Часть этого времени я употребил на придумывание проектов и способов, как помочь Манон. Я был вполне уверен, что ее тюрьма еще недоступнее моей. Об употреблении силы и насилия не могло быть и речи; требовалась хитрость; но сама богиня изобретательности затруднялась бы, с чего начать. Я ничего не мог придумать и отложил дальнейшее рассмотрение дела до тех пор, пока не узнаю о внутренних порядках в госпитале.
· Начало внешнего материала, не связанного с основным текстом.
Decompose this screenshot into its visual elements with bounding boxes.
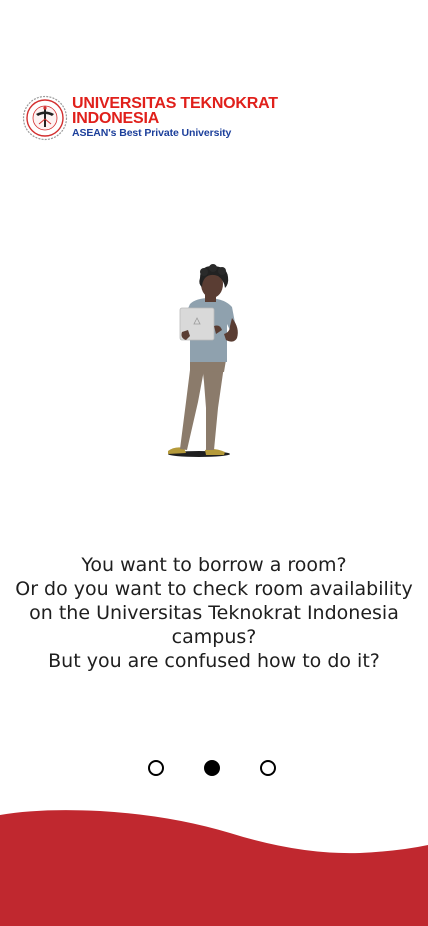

Как только темнота позволила мне выйти, я попросил Леско отправиться со мною. Мы завязали разговор с одним из привратников, который нам показался человеком разумным. Я представился иностранцем, слышавшим удивительные вещи о главном госпитале и господствующем там порядке. Я расспрашивал о самых мелких подробностях; переходя от одного обстоятельства к другому, мы заговорили о заведующих лицах, и я попросил назвать мне их и сказать, что это за люди. Данные мне на последний вопрос ответы породили во мне мысль, которую я тотчас же одобрил и не преминул привести в исполнение. Я спросил у него, как о важной для меня вещи, о том, есть ли у этих господ дети. Он отвечал, что не может сказать мне обстоятельно; но что у одного из главных, именно у г. де-Т., он знает, наверное, что есть сын, уже в таких летах, что хоть жениться, и что он много раз бывал в госпитале со своим отцом. С меня было этого довольно.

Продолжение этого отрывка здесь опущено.